Dr. Offit adds that multiple independent reviews have found no meaningful conflicts among the previous committee members — unlike the new ones, who have conflicts of various kinds, including working as expert witnesses for plaintiffs suing vaccine manufacturers.

Eroding Expertise

What troubles many experts the most is not just who has been appointed, but the expertise and integrity that have been lost. The prior ACIP members represented some of the nation's top experts in immunology, pediatrics, epidemiology, and public health. Professor Robert T. Schooley, M.D., an infectious disease specialist at the University of California, San Diego, who has served on the FDA's Vaccines and Related Biological Products Advisory Committee, described the fired ACIP advisers thusly:

The removed ACIP committee was comprised of a highly accomplished group of experts. This 17-member collection of physicians, public health experts, nurses, and behavioral scientists hold 22 graduate degrees. Twelve are senior faculty at highly competitive, science-based universities. Most of the others are in positions of authority in public health agencies or healthcare systems. Collectively they have contributed over 2,200 indexed, peer-reviewed manuscripts to the medical and scientific literature.

They were nominated and vetted through a yearslong process overseen by the CDC and HHS that has been recklessly abandoned by Secretary Kennedy.

Will America Become Sicker?

At its core, this transformation of ACIP is not just a bureaucratic shuffle — it is a radical reorientation of national vaccine policy. By placing vaccine skeptics, ideologues, and non-experts in charge of guiding public immunization strategy, Kennedy is damaging the country’s health. The consequences could be catastrophic: falling vaccine uptake, resurgence of preventable diseases, unnecessary deaths, and an erosion of the public trust he claims to be restoring.

Vaccination is one of the greatest achievements in modern medicine. It has saved hundreds of millions of lives, eradicated smallpox, dramatically reduced the incidence of cervical cancer, and brought diseases like polio and measles to the brink of extinction. Undermining these extraordinary successes because of misguided, sociopathic personal crusades is not reform — it is malfeasance.

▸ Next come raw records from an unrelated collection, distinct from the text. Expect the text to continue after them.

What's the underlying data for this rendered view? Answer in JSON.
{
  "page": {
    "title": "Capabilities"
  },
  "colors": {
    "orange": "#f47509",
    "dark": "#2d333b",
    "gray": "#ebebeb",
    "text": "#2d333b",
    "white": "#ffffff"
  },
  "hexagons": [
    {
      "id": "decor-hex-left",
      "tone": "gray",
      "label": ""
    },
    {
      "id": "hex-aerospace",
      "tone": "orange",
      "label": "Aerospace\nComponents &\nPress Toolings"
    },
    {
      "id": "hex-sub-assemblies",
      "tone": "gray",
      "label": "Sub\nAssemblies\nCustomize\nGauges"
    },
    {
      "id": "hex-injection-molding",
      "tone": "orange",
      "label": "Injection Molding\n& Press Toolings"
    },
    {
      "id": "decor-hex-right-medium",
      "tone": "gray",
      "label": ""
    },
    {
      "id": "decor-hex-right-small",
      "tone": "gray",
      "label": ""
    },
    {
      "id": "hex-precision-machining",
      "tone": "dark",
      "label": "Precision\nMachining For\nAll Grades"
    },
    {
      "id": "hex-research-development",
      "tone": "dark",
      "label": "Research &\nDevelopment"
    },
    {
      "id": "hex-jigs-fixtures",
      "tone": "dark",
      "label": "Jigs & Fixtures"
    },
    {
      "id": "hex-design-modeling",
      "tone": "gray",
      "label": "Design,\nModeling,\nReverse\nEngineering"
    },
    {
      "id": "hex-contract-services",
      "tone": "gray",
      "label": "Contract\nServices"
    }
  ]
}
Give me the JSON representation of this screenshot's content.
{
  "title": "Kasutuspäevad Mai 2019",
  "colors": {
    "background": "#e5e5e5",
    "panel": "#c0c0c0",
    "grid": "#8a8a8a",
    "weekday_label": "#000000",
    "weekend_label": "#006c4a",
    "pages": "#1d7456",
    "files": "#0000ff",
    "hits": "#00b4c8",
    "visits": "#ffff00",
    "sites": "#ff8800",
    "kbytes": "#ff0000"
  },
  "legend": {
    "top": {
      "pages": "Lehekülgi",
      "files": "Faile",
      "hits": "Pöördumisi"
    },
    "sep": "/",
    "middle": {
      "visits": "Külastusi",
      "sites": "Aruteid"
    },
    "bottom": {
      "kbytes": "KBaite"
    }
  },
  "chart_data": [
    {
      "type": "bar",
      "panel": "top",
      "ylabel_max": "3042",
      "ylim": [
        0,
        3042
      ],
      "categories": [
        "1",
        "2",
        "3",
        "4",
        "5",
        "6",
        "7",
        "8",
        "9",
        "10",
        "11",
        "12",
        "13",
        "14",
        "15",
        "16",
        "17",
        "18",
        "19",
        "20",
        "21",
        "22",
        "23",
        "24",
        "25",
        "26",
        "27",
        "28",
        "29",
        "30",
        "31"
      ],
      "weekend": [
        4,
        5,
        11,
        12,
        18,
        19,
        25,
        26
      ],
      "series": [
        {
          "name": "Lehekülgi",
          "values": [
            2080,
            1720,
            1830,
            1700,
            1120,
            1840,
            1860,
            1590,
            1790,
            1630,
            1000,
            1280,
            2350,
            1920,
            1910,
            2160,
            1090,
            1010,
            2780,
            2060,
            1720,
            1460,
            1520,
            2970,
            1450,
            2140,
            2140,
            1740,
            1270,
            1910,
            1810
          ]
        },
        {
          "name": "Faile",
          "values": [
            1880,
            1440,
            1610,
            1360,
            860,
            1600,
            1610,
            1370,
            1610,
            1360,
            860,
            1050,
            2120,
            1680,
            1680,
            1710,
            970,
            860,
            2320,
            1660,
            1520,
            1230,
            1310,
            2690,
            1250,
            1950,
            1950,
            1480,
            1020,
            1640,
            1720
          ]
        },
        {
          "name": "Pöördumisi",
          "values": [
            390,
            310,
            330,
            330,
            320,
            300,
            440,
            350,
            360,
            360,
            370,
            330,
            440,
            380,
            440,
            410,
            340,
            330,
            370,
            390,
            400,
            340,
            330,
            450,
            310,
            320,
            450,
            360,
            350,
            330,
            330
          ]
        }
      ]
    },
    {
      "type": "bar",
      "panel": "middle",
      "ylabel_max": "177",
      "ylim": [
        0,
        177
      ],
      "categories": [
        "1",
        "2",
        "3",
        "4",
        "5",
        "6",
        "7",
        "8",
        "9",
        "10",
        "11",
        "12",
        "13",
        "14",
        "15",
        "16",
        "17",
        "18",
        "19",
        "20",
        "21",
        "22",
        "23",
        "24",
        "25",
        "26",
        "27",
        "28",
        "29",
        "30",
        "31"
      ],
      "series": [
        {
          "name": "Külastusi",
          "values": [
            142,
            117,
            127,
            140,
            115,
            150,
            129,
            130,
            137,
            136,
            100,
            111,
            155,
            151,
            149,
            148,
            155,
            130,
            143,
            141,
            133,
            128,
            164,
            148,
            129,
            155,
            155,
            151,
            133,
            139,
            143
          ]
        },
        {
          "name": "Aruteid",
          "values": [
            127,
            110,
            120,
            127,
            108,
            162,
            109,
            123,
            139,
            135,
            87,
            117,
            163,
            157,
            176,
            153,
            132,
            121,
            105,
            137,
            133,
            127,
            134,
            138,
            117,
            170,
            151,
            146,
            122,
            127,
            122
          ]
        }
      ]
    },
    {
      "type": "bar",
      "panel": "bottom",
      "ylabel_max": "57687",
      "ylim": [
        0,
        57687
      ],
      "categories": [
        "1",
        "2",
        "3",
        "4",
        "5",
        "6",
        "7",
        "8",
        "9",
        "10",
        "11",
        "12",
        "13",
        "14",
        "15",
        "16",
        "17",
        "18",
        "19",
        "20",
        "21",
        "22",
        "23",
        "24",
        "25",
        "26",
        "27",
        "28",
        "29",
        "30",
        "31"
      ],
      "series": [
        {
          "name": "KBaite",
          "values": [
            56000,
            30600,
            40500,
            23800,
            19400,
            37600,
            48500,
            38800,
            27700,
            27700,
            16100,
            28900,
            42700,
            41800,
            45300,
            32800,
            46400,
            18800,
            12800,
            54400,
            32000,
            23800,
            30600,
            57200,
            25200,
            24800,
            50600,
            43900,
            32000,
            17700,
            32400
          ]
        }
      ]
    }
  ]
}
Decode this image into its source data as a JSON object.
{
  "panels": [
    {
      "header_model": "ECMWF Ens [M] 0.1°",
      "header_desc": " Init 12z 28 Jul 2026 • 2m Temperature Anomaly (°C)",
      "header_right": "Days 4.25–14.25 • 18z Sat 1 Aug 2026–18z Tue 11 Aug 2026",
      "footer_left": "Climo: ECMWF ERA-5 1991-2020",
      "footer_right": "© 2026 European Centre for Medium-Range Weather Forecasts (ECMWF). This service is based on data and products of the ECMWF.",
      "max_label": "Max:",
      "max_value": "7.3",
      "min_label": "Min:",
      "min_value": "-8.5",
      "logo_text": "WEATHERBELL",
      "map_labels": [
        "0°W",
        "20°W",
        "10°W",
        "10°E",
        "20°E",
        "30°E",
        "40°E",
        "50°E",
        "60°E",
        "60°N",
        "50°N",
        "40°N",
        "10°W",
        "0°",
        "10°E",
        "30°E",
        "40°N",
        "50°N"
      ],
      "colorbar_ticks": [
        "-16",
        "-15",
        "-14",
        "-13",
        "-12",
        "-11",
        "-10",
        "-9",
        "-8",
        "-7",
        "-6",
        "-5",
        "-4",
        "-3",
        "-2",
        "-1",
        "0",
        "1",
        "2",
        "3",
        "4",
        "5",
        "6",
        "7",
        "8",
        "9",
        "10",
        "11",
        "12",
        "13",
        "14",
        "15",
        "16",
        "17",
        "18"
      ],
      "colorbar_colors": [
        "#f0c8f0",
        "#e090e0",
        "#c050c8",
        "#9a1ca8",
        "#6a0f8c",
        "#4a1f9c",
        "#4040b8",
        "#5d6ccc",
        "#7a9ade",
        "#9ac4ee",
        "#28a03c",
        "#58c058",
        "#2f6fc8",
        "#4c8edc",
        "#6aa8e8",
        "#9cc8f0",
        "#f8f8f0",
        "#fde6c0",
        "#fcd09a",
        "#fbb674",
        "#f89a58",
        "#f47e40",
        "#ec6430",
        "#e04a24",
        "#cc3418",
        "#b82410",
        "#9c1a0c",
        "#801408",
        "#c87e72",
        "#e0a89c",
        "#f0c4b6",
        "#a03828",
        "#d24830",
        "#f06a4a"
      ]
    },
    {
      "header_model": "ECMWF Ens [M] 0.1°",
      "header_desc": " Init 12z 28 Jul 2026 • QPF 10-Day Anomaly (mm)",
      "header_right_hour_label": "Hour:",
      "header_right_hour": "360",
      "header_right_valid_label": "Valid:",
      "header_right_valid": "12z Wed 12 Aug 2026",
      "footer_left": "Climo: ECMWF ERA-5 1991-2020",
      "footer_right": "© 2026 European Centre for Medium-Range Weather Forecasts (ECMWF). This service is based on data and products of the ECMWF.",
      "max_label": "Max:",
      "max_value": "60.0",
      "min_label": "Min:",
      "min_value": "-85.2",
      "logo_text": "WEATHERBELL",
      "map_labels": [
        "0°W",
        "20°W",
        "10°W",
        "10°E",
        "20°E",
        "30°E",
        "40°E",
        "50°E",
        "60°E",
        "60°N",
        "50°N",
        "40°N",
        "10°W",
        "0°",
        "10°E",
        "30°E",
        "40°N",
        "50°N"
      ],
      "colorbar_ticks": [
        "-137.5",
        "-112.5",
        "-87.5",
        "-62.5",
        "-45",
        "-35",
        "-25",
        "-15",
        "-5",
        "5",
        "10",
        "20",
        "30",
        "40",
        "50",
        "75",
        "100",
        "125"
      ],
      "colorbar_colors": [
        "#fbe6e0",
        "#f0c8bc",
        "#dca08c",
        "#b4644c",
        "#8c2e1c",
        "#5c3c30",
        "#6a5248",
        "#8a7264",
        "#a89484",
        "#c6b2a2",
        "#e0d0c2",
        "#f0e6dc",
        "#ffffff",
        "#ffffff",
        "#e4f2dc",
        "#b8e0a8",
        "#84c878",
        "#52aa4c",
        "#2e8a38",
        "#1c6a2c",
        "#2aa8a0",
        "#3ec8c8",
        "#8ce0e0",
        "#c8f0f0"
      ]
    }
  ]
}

If Kennedy’s goal is to promote public health, he is failing dismally.  The inevitable outcome was well-summarized in an analysis in Unbiased Science:

What we are witnessing is not a restoration of scientific integrity, but rather its deliberate dismantling through politically motivated appointments and the systematic spread of misinformation. The replacement of evidence-based vaccine policy with ideology-driven decision-making represents a profound threat to public health that will have consequences for generations to come. 

Henry I. Miller, a physician and molecular biologist, is the Glenn Swogger Distinguished Fellow at the American Council on Science and Health. A veteran of the NIH and FDA, he was the founding director of the FDA's Office of Biotechnology.